INDIANAPOLIS — A week of high-profile crimes came to an end Friday, as the city’s murder rate rises and now sits at an average of three per week.
There had been 65 murders in Indianapolis as of Friday. Last year on the same date, there had been 51 murders.
One that had yet to be classified a murder was the case of gas station clerk Harry Briggs. Briggs was shot in the head by a robber Wednesday and friends said he would likely be removed from life support this weekend.
Also dead in a shooting Thursday night was 31-year-old Joshua Tucker.
“He’s my best friend in the world. That guy would’ve done anything for anyone. I’ve known him since we were 13 years old,” friend Justin Burton said.
A neighbor, Albert Rogers, shot at Tucker’s dog several days ago, according to friends. After Tucker asked for an apology, Rogers allegedly showed up at Tucker’s home and shot him several times.
Police released Rogers Friday, saying there is an investigation underway into whether it was self-defense or murder.
“That guy came up to his door and then shot him. (He) shot him in the back and that’s self-defense and this guy’s walking free?” Burton said.
“That could’ve been my son there, you know, (it) could’ve been me today,” neighbor Olga Duncan said.
That thought by Duncan is one being echoed across the city.
Ten Point Coalition held a prayer breakfast and fundraiser Friday morning, saying it’s time to tackle the issue of guns as a way to solve conflict.
“What we’re seeing it, I would label it ‘casual violence,'” Ten Point board member Rev. Charles Ellis said.
Chief Rick Hite agreed, saying many of the murders can be tied to poor conflict resolution and fights that get out of control.
“It comes down to civility, talking about conflict resolution, how we mediate disputes in our community,” Hite said.
Between a grandmother and granddaughter who lost their lives last Friday, to a police chase Sunday that ended in a crash that killed an elderly man, to even a student who survived being shot outside Arsenal Tech High School, it was a violent week.
A memorial for Briggs grew outside the Phillips 66 where he was shot while he was just doing his job.

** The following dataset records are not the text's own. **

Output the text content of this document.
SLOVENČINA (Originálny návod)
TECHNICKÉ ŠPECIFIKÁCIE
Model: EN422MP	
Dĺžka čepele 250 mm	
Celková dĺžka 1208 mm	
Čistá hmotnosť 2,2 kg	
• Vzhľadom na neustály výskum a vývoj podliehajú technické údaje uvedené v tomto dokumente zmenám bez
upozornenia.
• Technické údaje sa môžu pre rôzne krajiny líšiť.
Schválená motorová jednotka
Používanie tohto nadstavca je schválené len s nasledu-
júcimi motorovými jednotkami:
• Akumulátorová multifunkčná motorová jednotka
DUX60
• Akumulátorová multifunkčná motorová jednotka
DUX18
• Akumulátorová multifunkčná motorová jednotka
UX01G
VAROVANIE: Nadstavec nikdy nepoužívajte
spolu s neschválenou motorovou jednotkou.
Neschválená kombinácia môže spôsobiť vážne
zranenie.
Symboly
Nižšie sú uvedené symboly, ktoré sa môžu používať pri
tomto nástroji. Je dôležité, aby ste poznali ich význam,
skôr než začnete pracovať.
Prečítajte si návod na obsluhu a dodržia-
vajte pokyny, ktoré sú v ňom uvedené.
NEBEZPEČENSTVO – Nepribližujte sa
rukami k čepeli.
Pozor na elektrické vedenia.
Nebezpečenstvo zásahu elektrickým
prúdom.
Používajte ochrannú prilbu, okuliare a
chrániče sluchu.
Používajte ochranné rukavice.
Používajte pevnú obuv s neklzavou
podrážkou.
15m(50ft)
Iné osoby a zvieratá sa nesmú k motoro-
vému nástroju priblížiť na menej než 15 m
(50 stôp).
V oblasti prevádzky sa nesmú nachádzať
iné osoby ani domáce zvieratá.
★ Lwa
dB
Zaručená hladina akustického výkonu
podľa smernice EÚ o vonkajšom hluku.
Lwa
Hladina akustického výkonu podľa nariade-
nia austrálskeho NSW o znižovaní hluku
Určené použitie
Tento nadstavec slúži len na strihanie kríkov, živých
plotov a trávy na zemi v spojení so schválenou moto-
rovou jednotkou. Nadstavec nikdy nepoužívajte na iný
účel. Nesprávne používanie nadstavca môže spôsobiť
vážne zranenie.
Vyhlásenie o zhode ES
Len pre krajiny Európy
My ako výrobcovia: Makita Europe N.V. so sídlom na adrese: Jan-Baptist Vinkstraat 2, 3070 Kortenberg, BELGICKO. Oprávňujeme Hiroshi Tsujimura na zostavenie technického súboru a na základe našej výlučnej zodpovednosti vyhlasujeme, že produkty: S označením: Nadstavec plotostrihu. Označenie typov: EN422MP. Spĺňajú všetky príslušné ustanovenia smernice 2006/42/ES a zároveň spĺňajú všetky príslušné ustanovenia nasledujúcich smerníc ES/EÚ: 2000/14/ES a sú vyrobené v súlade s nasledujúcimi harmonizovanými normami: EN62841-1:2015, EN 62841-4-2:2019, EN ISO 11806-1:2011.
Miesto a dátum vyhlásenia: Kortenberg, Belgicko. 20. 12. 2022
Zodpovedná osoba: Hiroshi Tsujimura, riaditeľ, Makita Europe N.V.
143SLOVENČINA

Friends and family also gathered for a prayer service at Eskenazi Hospital in the evening.
All reminders that more people and community leaders need to step up to try and stop the trend from continuing into one of the worst years of violence Indianapolis has ever seen.
“There’s enough for everyone to do, for everyone to play a role and everyone may not want to walk the street, but there’s something you can do,” Ellis said.